The team she forms with her three friends is a true team. I found myself rooting for them from the very beginning. And there’s a lot of smart-ass, make-you-smile dialogue, the kind of conversations that, if you live with teenagers, make you nod your head and say to yourself, “Now, didn’t I hear that just the other day?”

My only problem with Virals came at the end. I would have preferred a different ending, with the “villain” of the place acting in a smarter, more credible way. Still, it was a galloping good read, the kind of novel that’s really difficult to put down.

And yes, I’m definitely looking forward to the sequel.

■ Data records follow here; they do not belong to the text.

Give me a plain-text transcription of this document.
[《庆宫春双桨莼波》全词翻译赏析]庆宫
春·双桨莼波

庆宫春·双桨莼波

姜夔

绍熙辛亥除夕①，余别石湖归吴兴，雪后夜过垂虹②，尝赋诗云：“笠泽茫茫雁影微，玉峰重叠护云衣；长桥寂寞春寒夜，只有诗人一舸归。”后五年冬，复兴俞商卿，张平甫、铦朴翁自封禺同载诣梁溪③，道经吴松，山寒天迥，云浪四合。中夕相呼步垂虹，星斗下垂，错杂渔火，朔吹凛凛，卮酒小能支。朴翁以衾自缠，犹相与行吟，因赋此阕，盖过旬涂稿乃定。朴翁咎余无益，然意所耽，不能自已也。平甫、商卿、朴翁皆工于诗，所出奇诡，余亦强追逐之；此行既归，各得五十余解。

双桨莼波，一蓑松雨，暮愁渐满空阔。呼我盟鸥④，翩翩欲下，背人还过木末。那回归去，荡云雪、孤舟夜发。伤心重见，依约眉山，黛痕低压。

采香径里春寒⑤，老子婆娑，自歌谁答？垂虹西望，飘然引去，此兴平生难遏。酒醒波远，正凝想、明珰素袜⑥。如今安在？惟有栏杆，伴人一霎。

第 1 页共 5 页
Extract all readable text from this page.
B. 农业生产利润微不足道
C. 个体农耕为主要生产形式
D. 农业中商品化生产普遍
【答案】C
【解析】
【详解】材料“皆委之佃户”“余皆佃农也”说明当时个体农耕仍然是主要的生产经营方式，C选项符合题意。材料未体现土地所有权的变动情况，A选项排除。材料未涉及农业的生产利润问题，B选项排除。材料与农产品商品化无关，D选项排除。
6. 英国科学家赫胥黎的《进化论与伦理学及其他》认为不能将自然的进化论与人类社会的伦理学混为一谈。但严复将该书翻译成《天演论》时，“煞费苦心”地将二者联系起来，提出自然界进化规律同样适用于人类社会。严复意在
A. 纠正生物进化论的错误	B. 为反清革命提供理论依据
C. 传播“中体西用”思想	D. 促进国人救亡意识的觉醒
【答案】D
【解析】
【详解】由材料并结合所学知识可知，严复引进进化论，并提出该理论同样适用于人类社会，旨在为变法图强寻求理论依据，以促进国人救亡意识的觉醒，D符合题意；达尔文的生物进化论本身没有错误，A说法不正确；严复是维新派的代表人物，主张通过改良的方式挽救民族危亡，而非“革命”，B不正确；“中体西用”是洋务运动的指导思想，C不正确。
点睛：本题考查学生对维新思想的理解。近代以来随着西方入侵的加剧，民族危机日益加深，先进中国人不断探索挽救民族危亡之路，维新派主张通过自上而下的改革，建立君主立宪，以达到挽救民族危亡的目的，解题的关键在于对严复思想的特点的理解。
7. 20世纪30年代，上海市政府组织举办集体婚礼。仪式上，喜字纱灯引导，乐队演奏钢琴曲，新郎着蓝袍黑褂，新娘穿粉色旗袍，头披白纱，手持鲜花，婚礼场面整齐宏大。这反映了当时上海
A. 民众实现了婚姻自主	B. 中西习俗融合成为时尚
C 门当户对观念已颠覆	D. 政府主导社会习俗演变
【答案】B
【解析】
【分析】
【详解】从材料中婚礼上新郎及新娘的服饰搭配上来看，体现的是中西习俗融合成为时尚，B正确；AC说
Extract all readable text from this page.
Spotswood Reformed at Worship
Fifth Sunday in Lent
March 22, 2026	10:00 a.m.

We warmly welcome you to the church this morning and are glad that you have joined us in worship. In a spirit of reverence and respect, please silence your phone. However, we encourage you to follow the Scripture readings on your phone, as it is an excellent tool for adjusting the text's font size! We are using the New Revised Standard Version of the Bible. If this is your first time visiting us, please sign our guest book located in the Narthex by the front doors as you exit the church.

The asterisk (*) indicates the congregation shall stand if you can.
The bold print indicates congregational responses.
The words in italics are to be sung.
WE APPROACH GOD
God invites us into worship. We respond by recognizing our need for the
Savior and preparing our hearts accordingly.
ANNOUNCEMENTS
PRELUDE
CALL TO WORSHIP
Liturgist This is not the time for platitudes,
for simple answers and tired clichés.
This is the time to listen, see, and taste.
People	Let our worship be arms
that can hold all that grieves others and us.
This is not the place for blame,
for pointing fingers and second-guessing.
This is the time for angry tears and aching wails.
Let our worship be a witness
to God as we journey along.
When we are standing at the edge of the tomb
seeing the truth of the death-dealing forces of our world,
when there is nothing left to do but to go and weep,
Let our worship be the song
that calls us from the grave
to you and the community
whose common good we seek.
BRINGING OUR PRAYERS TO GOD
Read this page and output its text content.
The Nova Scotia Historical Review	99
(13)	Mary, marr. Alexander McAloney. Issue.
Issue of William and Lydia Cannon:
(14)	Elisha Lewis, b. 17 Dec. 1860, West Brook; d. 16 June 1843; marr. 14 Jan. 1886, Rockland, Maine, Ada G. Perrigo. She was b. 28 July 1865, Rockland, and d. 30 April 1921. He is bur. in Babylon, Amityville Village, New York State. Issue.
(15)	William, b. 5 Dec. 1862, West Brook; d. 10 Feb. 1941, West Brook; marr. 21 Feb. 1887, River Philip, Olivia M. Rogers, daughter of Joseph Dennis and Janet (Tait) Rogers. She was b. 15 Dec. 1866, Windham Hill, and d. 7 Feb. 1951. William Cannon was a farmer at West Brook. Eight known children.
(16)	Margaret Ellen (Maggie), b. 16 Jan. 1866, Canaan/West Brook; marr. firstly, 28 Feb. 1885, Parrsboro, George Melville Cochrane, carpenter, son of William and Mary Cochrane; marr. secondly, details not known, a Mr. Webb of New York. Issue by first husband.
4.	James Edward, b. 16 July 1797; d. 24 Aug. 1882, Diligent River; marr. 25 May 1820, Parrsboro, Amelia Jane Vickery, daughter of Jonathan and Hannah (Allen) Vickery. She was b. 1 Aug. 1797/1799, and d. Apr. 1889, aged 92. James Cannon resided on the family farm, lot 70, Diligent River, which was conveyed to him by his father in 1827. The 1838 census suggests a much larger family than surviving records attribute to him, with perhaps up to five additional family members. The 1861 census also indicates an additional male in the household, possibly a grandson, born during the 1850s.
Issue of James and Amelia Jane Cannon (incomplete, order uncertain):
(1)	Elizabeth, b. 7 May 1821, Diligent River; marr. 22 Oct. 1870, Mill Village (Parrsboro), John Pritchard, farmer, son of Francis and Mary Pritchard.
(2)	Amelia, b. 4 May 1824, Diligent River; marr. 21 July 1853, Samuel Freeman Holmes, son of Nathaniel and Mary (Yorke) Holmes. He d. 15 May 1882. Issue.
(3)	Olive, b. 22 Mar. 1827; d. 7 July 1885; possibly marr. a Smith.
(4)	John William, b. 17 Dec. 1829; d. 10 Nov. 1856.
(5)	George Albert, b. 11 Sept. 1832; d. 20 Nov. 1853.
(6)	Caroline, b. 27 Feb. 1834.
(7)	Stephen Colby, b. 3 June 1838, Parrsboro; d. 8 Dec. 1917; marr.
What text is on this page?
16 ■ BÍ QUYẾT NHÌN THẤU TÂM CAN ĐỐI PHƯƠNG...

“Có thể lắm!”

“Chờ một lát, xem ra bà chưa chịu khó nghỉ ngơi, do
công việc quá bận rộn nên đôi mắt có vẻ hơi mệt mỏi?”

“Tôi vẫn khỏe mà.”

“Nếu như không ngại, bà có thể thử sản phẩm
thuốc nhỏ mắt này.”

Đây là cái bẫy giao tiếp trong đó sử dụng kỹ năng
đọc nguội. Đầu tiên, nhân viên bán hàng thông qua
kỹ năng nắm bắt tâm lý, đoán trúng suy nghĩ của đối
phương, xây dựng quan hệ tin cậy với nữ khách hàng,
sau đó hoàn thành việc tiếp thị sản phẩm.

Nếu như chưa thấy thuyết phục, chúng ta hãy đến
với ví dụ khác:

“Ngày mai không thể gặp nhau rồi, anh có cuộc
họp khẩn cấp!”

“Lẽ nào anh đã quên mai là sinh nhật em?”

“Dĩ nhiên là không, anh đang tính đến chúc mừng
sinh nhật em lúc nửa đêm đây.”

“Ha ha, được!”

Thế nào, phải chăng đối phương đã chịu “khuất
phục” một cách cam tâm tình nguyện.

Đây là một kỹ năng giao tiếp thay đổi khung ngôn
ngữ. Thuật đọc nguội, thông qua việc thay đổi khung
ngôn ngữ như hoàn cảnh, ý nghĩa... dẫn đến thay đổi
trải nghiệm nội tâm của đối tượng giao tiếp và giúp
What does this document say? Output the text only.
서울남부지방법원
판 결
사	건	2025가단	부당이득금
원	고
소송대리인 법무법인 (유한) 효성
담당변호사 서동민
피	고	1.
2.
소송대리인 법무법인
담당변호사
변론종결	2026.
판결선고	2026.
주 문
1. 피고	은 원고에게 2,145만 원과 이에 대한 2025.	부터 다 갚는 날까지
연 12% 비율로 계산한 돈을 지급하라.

Review: Bones to Ashes, by Kathy Reichs

Ms. Bookish’s Quick Take: I find it hard to resist a Kathy Reichs’ book, even though I’m not particularly enamoured with her style – I find the gothic, damsel in distress mode just a little bit annoying. But her plot lines are always so interesting, and I never have any doubt that she’ll hold my interest with surprise twists all the way through. Bones to Ashes didn’t let me down in this respect, but there is one particular scene, near the end of the book, which took my credibility and stamped it all to shards and pieces … It was extremely hard coming back to the rhythm of the book after that. See below for the full review.

From the back cover:

The discovery of a skeleton in Acadia, Canada, reawakens a traumatic episode for forensic anthropologist Temperence Brennan: Could the young girls’ remains be those of Évangéline Landry, Tempe’s friend who disappeared when Tempe was twelve? Exotic, free-spirited, and slightly older, Évangéline enlivened Tempe’s summer beach visits … then vanished amid whispers that she was “dangerous”. Now, faced with bones scarred with inexplicable lesions, Tempe is consumed with solving a decades-old mystery – while her lover, detective Andrew Ryan, urgently needs her attention on a wave of teenage abductions and murders. With both Ryan and her ex-husband making surprising future plans, Tempe may soon find that her world has painfully and irrevocably changed once again.